By Bill Deere, NATA Senior Vice President for Government and External Affairs
On Wednesday, the full House Appropriations Committee approved for floor action the Transportation and Housing and Urban Development Appropriations bill for fiscal year 2015 that will begin on October 1, 2014. Of interest to NATA members, the legislation includes next year’s spending levels for the FAA. Less well known is that a report prepared by the Committee accompanies the legislation and provides greater detail on the spending levels for individual FAA programs as well as expressions of congressional interest and required reports on a variety of aviation related subjects.
While we know the bill provides in total $15.7 billion to the FAA for next year, $446 million above the administration request, the bill language is important as, once enacted, it establishes in law the overall spending levels for the FAA’s major accounts including; operations, facilities and equipment, airport infrastructure grants, and research and development. It also includes bill language for programs important to general aviation including language setting minimum spending levels for the contract tower program ($140 million) and its cost share program ($9.5 million). In fact, earlier in the development of the legislation, NATA joined a number of other aviation associations in a letter to the House and Senate Appropriators requesting this action. Most important, the bill includes language prohibiting the FAA from finalizing or implementing “any regulation that would promulgate new aviation user fees not specifically authorized by law.” This prevents the agency from unilaterally establishing a user fee funded air traffic control system and this type of bill language is known around the Hill as a “limitation.”

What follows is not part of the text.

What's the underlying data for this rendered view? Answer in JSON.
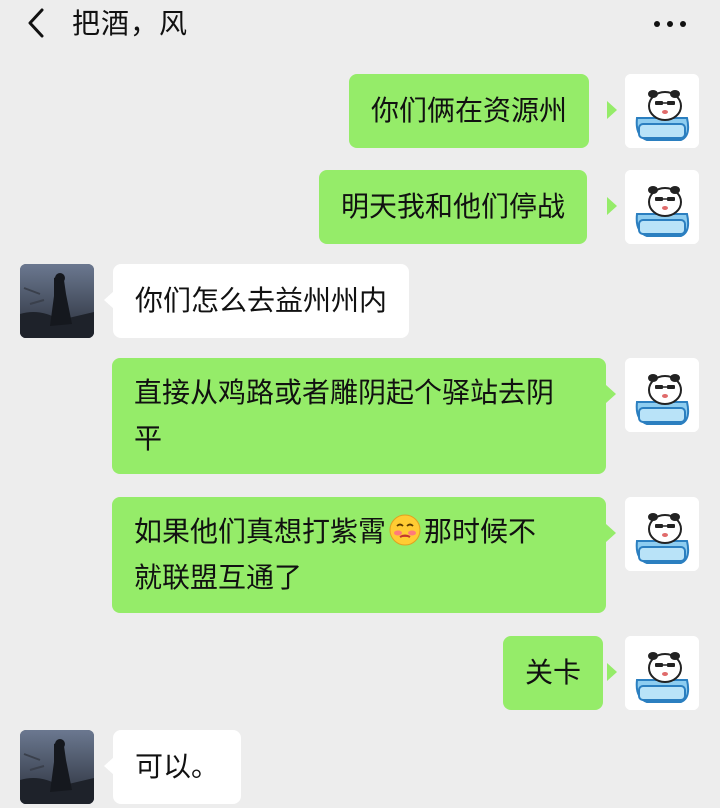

The legislation, already 155 pages long, would be many times that size if Congress were to include in the text spending levels for every program within each major category of spending. And because the spending levels would be enacted into law, there could be no deviation from those levels even if a problem were to develop. Hence the need for a report to accompany the legislation that further explains congressional intent. Report language does not have statutory force and departments and agencies are not legally bound by their declarations. But as the Congressional Research Service explains (CRS 98-558), “executive branch agencies take them (report language) seriously because they must justify their budget requests annually to the Appropriations Committees.”
So the report accompanying this year’s Transportation Appropriations bill amplifies on the Committee’s funding for the contract tower program, describing the program as “a safe, cost-efficient mechanism for providing air traffic services to pilots and local communities.” The Committee also expressed its concern about the certification of air operators and the consistency of its rulings across field offices noting, “Lengthy delays in certification approvals present real barriers to companies seeking to operate in the National Airspace System, limiting the economic growth of the aviation industry.” Further, it directed the agency to prepare a report by April 1, 2015 on its progress in making the certification process more efficient.
The Committee also looked at a variety of other issues including performance based navigation, providing its work with funding above the administration request. Finally, on the research side, the Committee provided additional funding for alternative general aviation fuels stating that it “looks forward to updates on the continued progress on this initiative as it effectively balances environmental improvement with aviation safety, technical challenges, and economic impact.”
The full House will take up the legislation in the next two weeks. Meanwhile, the Senate Appropriations Committee has begun the development of its own version of the bill. The passage of the bills by their respective chambers will trigger a “conference” between House and Senate Appropriators to resolve the differences between the two versions. These are important pieces of legislation that have a great impact on the future of the FAA and the industry. NATA will continue to keep you apprised as events unfold.